Conventional Treatment Of Cervical Dysplasia And Cancer
The success rate of treating early-stage cervical dysplasia is extremely high. During treatment, a physician will attempt to remove the abnormal cells through a variety of methods, including cryotherapy, or freezing the cells to destroy them.
Alternatively, a procedure called loop electrosurgical excision may be performed. During this procedure, a thin wire loop with an electrical current is used to remove a cone-shaped piece of tissue. Women treated with loop excision are likely to convert to HPV-negative status, which eliminates the risk for HPV-related cervical dysplasia and cancer (Aschkenazi-Steinberg 2005). If a larger area of the cervix contains abnormal cells, a gynecologist may perform a surgical procedure called cervical conization to remove all the abnormal cells.
In case of high-grade CIN, or if previous surgeries left too little cervical tissue, a hysterectomy may be recommended (Das 2005). In rare advanced cases, all the organs of the pelvis can be removed in a procedure called pelvic exenteration. Except for hysterectomy or pelvic exenteration, the surgical choices typically allow a woman to carry a child in future pregnancies.

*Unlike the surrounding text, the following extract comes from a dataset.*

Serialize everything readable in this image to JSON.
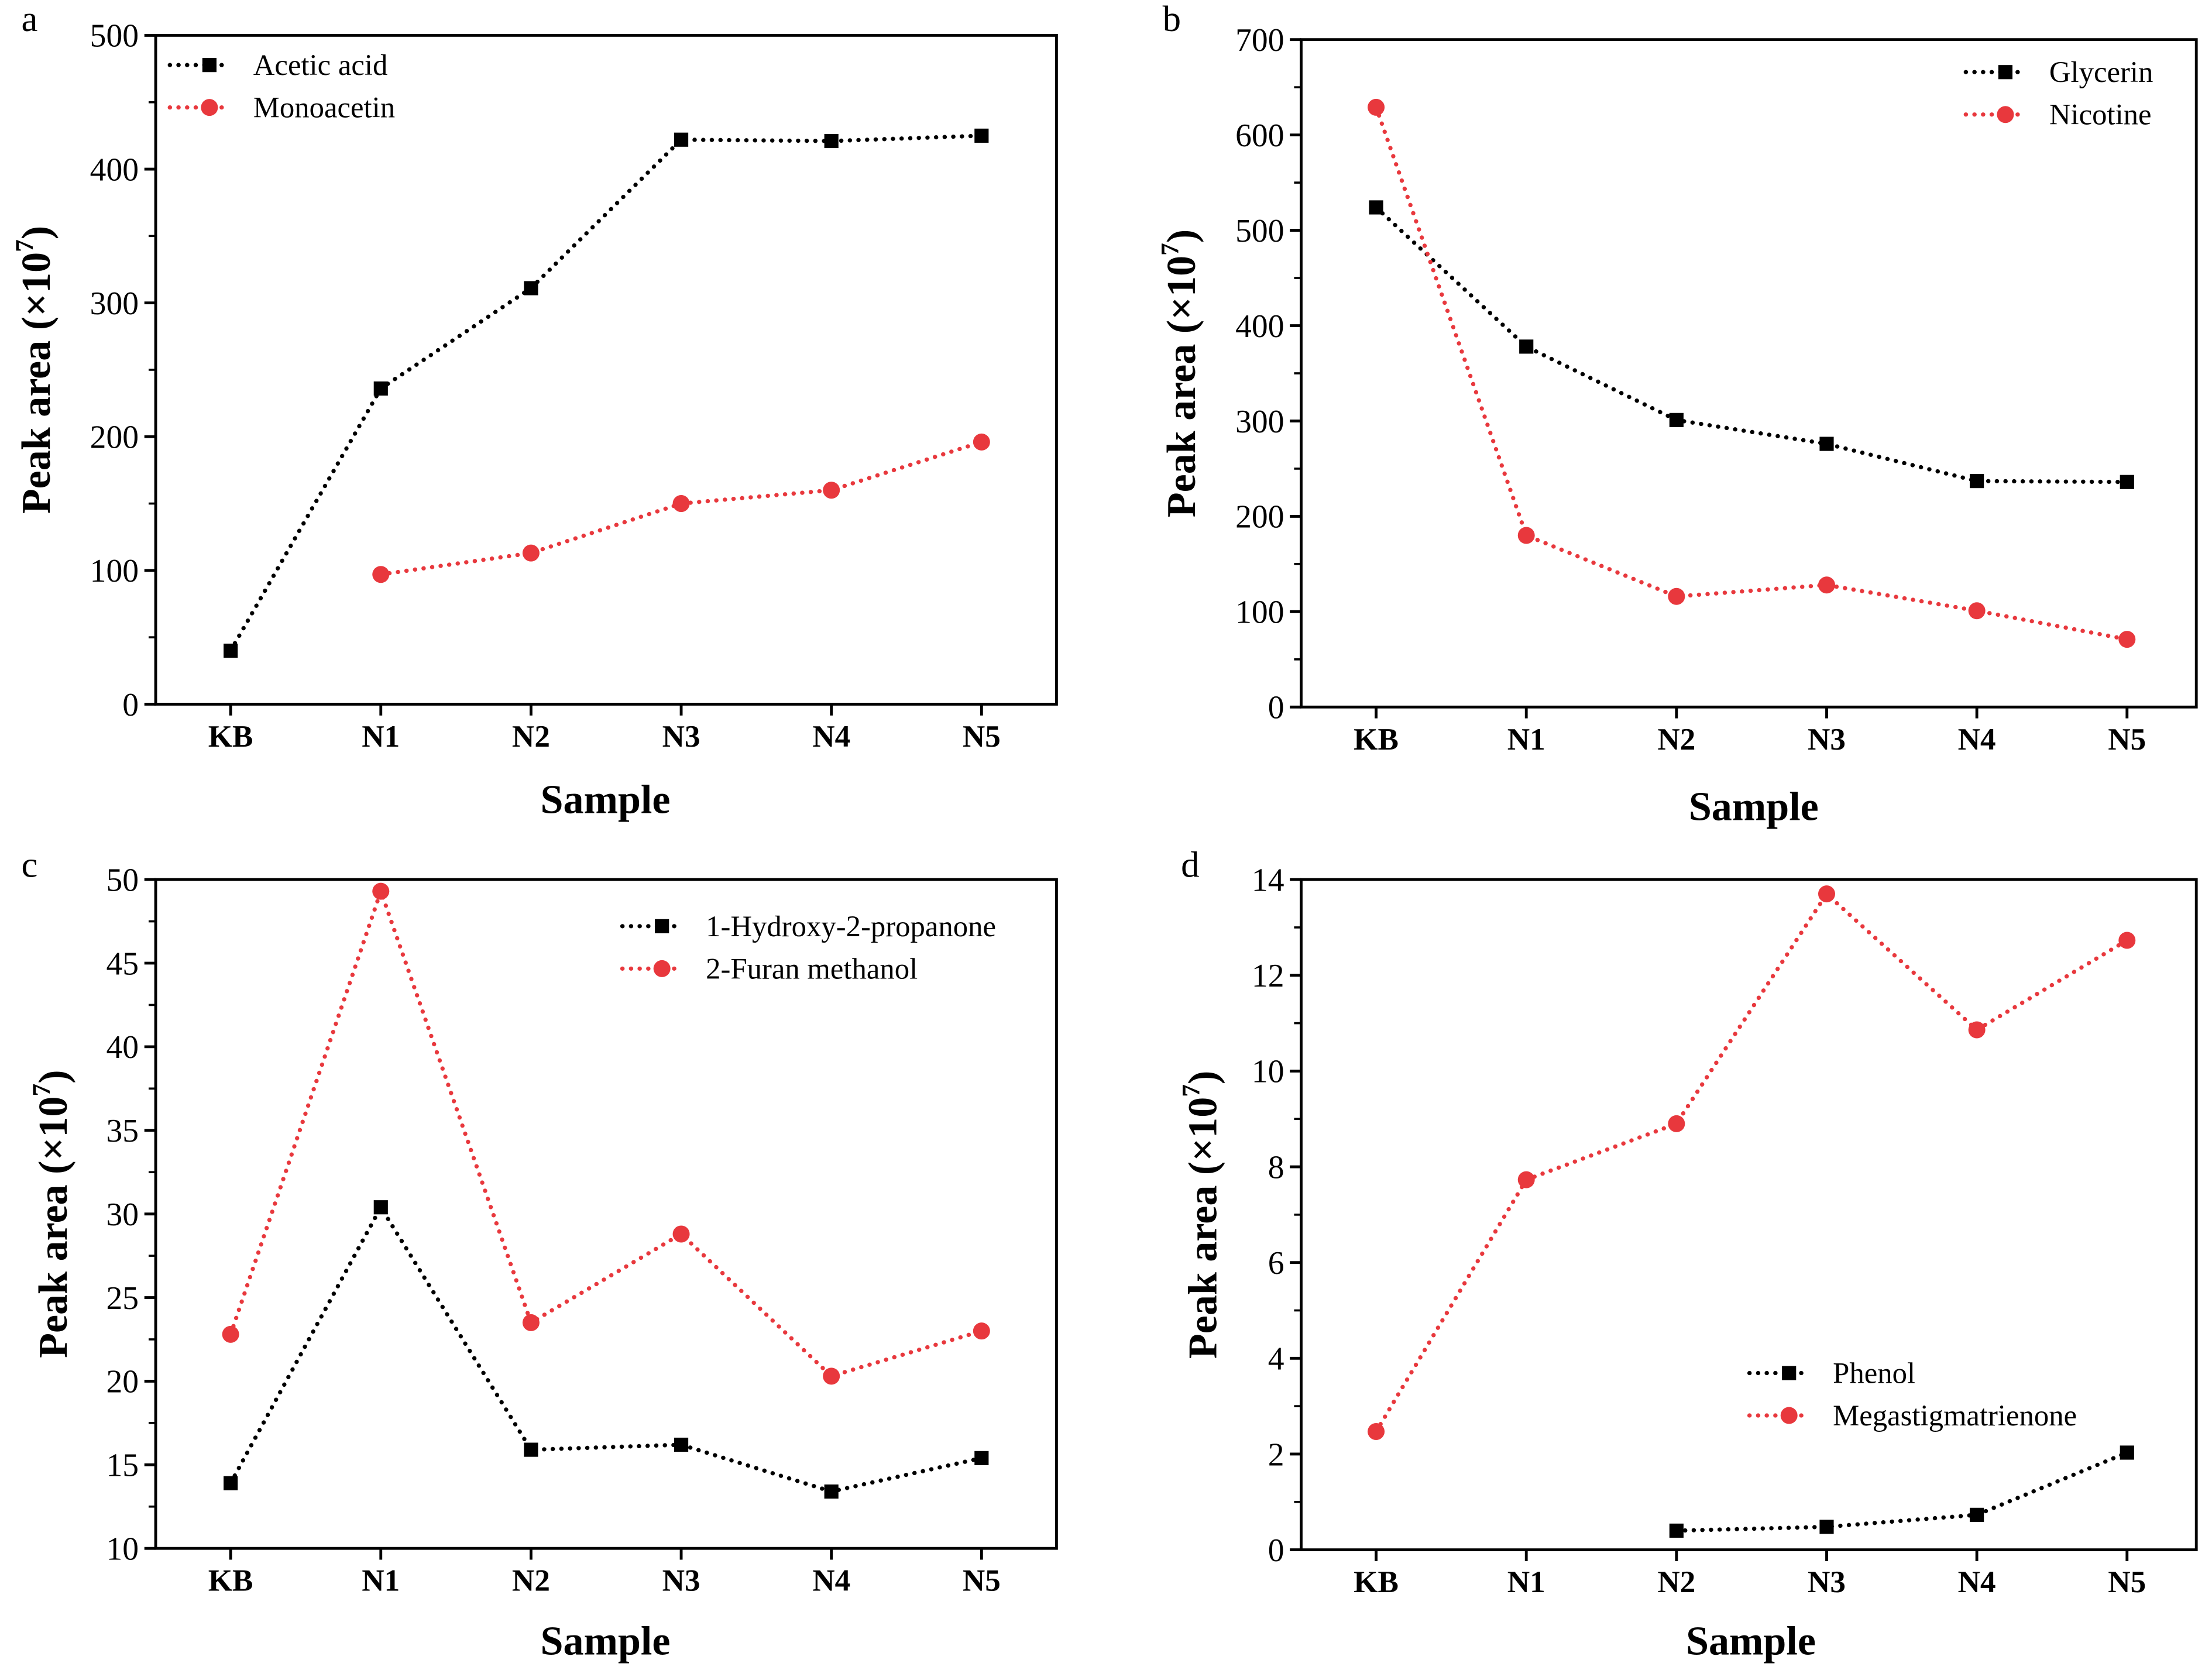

Sometimes radiation or chemotherapy is required in addition to surgery for cancers that are recurrent or have spread beyond the pelvis. Survival rates depend on the stage of the cancer. With treatment, five-year survival rates are 80 to 85 percent for cervical and uterine tumors, 60 to 80 percent for tumors involving the upper part of the vagina, 30 to 50 percent for tumors still retained in the pelvis, and 14 percent when cancer has invaded the bladder or rectum or metastasized outside the pelvis.